We then compared longitudinal outcomes in real and synthetic patients, finding overlapping Overall survival (OS) and leukemia-free survival (LFS) with 96% and 92% of fidelity, and log-rank p-value of 0.77 and 0.52, respectively. In terms of privacy preservability no real patients were copied in SD and NNDR scored 0.84 indicating poor privacy risk.

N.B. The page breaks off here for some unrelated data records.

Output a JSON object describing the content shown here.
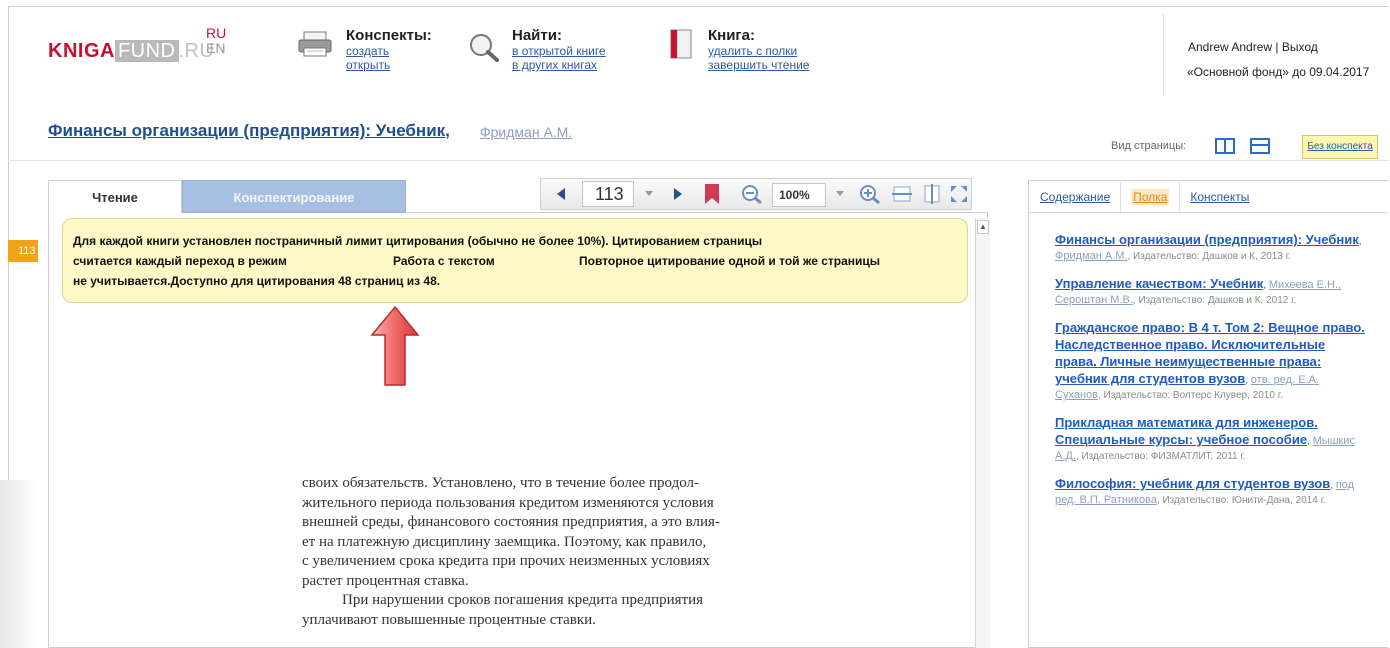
{
  "header": {
    "logo": {
      "part1": "KNIGA",
      "part2": "FUND",
      "part3": ".RU"
    },
    "lang": {
      "ru": "RU",
      "en": "EN"
    },
    "notes": {
      "title": "Конспекты:",
      "create": "создать",
      "open": "открыть"
    },
    "find": {
      "title": "Найти:",
      "in_open": "в открытой книге",
      "in_other": "в других книгах"
    },
    "book": {
      "title": "Книга:",
      "remove": "удалить с полки",
      "finish": "завершить чтение"
    },
    "user": {
      "name": "Andrew Andrew",
      "separator": " | ",
      "logout": "Выход"
    },
    "fund": "«Основной фонд» до 09.04.2017"
  },
  "book_title": "Финансы организации (предприятия): Учебник",
  "book_comma": ",",
  "book_author": "Фридман А.М.",
  "view": {
    "label": "Вид страницы:",
    "no_notes": "Без конспекта"
  },
  "tabs": {
    "reading": "Чтение",
    "notes": "Конспектирование"
  },
  "toolbar": {
    "page": "113",
    "zoom": "100%"
  },
  "page_badge": "113",
  "tooltip": {
    "line1": "Для каждой книги установлен постраничный лимит цитирования (обычно не более 10%). Цитированием страницы",
    "line2a": "считается каждый переход в режим",
    "line2b": "Работа с текстом",
    "line2c": "Повторное цитирование одной и той же страницы",
    "line3": "не учитывается.Доступно для цитирования 48 страниц из 48."
  },
  "page_text": {
    "l1": "своих обязательств. Установлено, что в течение более продол-",
    "l2": "жительного периода пользования кредитом изменяются условия",
    "l3": "внешней среды, финансового состояния предприятия, а это влия-",
    "l4": "ет на платежную дисциплину заемщика. Поэтому, как правило,",
    "l5": "с увеличением срока кредита при прочих неизменных условиях",
    "l6": "растет процентная ставка.",
    "l7": "При нарушении сроков погашения кредита предприятия",
    "l8": "уплачивают повышенные процентные ставки."
  },
  "right_tabs": {
    "contents": "Содержание",
    "shelf": "Полка",
    "notes": "Конспекты"
  },
  "shelf": [
    {
      "title": "Финансы организации (предприятия): Учебник",
      "author": "Фридман А.М.",
      "pub": ", Издательство: Дашков и К, 2013 г."
    },
    {
      "title": "Управление качеством: Учебник",
      "author": "Михеева Е.Н., Сероштан М.В.",
      "pub": ", Издательство: Дашков и К, 2012 г."
    },
    {
      "title": "Гражданское право: В 4 т. Том 2: Вещное право. Наследственное право. Исключительные права. Личные неимущественные права: учебник для студентов вузов",
      "author": "отв. ред. Е.А. Суханов",
      "pub": ", Издательство: Волтерс Клувер, 2010 г."
    },
    {
      "title": "Прикладная математика для инженеров. Специальные курсы: учебное пособие",
      "author": "Мышкис А.Д.",
      "pub": ", Издательство: ФИЗМАТЛИТ, 2011 г."
    },
    {
      "title": "Философия: учебник для студентов вузов",
      "author": "под ред. В.П. Ратникова",
      "pub": ", Издательство: Юнити-Дана, 2014 г."
    }
  ],
  "colors": {
    "accent": "#c8102e",
    "link": "#2a5aa8",
    "tooltip_bg": "#fff8c7",
    "badge": "#f0a21a",
    "bookmark": "#d23b55"
  },
  "icons": [
    "printer-icon",
    "magnifier-icon",
    "book-icon",
    "arrow-left-icon",
    "arrow-right-icon",
    "bookmark-icon",
    "zoom-out-icon",
    "zoom-in-icon",
    "fit-width-icon",
    "fit-height-icon",
    "fullscreen-icon",
    "two-page-icon",
    "single-page-icon",
    "red-arrow-up-icon"
  ]
}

As clinical validation, we showed that SD augmentation improved performances on disease classification based on clinical, genomic, cytogenetic and BM morphological features. Two XGBOOST classification models trained on real and SD, and tested on a separate real set, resulted in comparable performance (F1-score 76% vs 81%). All features were included in a multimodal deep learning-based framework with OS as primary endpoint. Results showed similar concordance in both models trained on real and SD (0.85 vs 0.84). Preliminary analysis showed that training models on a hybrid dataset (real and SD), improved the performance of classification and prognostic models. We implemented the JUNO platform (https://juno-xkb3corsxq-ew.a.run.app/) to enable clinicians to generate multimodal SD from an existing biobank of real patients.

Conclusion. AI-generated SD accurately replicates statistical properties and complexity of multimodal features in MN. They provide reliable, privacy-compliant and clinically accurate information that can be customized to test scientific hypotheses, validate models, and potentially accelerate clinical trials, thereby improving personalized medicine in hematology.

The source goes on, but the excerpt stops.